Investigating the TV guide every Sunday was a treasured pleasure. I spend hours crosschecking the scheduled movie listings with their ratings and blurb, what most aroused my interests in arousal. ‘MA15+ for Mature Audiences Only’ was the preferred classification, but at times ‘M15+’ (only recommended for those fifteen and older) would be fine too, so long as it was accompanied by my favourite little letter: ‘s’ for ‘Sexual References’. Sometimes watching the tapes in my brief heated time left alone in the house, I would disappointingly discover that that little s indeed only meant ‘references’. So my favourite of all the ratings was that beautiful union between ‘s’ and ‘n’ meaning ‘sex references’ + ‘nudity’ = it was on.
I was far more discreet with this secret self sex-ed than my younger brother would be in later years, often leaving porn videos in the family player only to be found out when mum pressed play on her BBC drama, but got smacked in the face by some dramatic flesh smacking instead. I was also far less explicit: I didn’t want to source porn, I wanted to watch these movies in my private world, get to know the characters, read the subtitles and discover completely whack foreign films like the erotic Japanese Weatherwoman series (which also scared the shit out of me). But honestly, due to alone-time restrictions and very specific focus, I’d often fast-forward to the good stuff.
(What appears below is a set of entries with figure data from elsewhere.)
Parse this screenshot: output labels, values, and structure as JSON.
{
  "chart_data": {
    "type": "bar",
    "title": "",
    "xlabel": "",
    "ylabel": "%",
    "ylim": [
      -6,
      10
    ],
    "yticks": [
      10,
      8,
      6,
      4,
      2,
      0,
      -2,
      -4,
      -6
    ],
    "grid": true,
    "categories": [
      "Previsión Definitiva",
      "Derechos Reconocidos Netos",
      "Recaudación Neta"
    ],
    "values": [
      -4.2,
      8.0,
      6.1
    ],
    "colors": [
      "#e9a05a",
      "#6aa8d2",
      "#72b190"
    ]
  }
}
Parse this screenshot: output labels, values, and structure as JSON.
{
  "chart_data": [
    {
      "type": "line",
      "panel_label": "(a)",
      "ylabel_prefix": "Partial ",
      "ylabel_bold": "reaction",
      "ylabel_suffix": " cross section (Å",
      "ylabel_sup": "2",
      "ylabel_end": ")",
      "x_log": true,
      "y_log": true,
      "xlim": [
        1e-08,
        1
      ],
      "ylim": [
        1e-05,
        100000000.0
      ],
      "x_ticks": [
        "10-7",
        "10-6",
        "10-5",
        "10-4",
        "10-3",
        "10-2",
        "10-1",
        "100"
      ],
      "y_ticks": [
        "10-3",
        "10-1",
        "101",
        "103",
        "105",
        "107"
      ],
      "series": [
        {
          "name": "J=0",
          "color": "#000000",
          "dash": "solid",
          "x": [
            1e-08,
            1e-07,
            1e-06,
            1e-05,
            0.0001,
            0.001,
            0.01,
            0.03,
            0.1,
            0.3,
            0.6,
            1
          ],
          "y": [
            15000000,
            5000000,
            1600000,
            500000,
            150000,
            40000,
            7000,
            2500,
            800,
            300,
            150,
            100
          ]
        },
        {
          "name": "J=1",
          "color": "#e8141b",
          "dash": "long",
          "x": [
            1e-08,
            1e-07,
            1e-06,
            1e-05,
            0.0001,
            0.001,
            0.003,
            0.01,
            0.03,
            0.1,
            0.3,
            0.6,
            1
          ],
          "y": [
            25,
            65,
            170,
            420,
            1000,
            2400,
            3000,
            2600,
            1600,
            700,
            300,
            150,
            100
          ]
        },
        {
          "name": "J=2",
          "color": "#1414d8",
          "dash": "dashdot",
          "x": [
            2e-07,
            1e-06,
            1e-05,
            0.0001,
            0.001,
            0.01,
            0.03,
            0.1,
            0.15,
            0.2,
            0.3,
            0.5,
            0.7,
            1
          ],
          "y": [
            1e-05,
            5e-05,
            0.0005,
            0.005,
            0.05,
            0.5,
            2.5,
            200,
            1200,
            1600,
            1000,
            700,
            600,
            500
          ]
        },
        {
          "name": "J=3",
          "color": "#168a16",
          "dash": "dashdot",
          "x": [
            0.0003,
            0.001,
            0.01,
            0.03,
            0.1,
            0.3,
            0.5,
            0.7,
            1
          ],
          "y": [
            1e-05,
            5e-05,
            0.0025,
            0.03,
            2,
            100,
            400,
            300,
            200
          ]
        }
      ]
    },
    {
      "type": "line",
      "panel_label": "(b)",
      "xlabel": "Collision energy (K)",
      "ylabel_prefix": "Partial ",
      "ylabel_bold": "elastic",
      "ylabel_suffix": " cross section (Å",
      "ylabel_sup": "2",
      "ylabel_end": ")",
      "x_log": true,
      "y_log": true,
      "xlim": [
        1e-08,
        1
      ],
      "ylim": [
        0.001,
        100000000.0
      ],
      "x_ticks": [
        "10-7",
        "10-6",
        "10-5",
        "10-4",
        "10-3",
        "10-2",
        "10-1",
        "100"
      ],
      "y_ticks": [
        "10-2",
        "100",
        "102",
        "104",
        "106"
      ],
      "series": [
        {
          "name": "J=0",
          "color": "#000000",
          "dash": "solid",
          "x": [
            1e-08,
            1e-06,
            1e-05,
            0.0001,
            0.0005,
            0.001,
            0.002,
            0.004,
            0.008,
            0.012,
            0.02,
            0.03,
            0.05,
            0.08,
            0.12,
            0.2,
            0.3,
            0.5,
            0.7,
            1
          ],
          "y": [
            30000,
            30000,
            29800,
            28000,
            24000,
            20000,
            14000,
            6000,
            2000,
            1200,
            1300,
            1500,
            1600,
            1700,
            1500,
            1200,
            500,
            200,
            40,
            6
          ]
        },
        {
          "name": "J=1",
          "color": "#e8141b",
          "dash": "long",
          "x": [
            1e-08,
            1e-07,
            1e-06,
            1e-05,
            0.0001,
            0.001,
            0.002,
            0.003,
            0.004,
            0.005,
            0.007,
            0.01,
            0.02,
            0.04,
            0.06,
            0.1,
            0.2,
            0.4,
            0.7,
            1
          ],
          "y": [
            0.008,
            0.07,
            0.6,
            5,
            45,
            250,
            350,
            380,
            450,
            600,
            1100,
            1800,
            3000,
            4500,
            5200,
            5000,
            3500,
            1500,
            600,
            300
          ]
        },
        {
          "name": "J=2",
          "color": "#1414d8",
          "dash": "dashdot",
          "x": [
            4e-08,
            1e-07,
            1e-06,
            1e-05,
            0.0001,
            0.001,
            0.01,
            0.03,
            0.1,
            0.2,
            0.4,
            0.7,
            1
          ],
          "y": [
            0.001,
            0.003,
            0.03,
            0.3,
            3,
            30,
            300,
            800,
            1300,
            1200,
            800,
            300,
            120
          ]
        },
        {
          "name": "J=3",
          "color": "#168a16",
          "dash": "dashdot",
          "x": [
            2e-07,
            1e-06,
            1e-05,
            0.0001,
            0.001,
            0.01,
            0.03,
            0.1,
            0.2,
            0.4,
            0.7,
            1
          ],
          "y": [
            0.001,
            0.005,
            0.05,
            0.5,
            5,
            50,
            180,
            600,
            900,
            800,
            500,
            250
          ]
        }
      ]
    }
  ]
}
Then the day arrived when Mum, genuinely baffled, asked why I had recorded SBS at 11.30pm on a Wednesday night. She noticed the click of the player turnover after staying in the lounge far later than usual. “Oh,” I stammered, “I meant to record a documentary at 11.30am, whoops!” It was a plausible excuse. It was lapped up. But it didn’t matter because for me, once even almost caught too away some element of the game: the wet dream was over. My obsessive scheduling-recording-watching sexual education extinguished, my secrecy detained. I stopped pressing record.
Videotapes are no longer rented or borrowed and movies are no longer recorded where one particularly erotic scene—legs open, shirt off, mad-make out, penetration party—is rewound and re-watched so often that it damaged the tape. No longer do TV guides or the ratings thrown down in them matter as much. No longer are kids staying up in the masses to watch an almost-mute version of a free-to-air screening of Basic Instinct.
The transgressive time that I spent as a secret junior perv was indeed erotic, but strangely never masturbatory. That’s something that came far later. As much as the content was pleasing and viewing sex scenes the goal, voyeuristic secrecy was the most stimulating part. When I crouched on the stairs, any creak from the floorboards sent a wave of pleasant panic through me. I would relish the moments I could covertly flick through the TV guide and plan my week that was solely mine.
Being voyeuristic is somewhat normalised now while fear, power, secrecy and newness remain libidinal because the element of surprise, awakening revelations incite reaction. I still enjoy watching life go by, peeking into people’s windows as I stroll past a house is intriguing to me. I also enjoy dirty movies and TV and porn and pictures – but in different ways of course. Because now sex is more than just unattainable fiction on hidden tapes: its both a lived and fictional experience.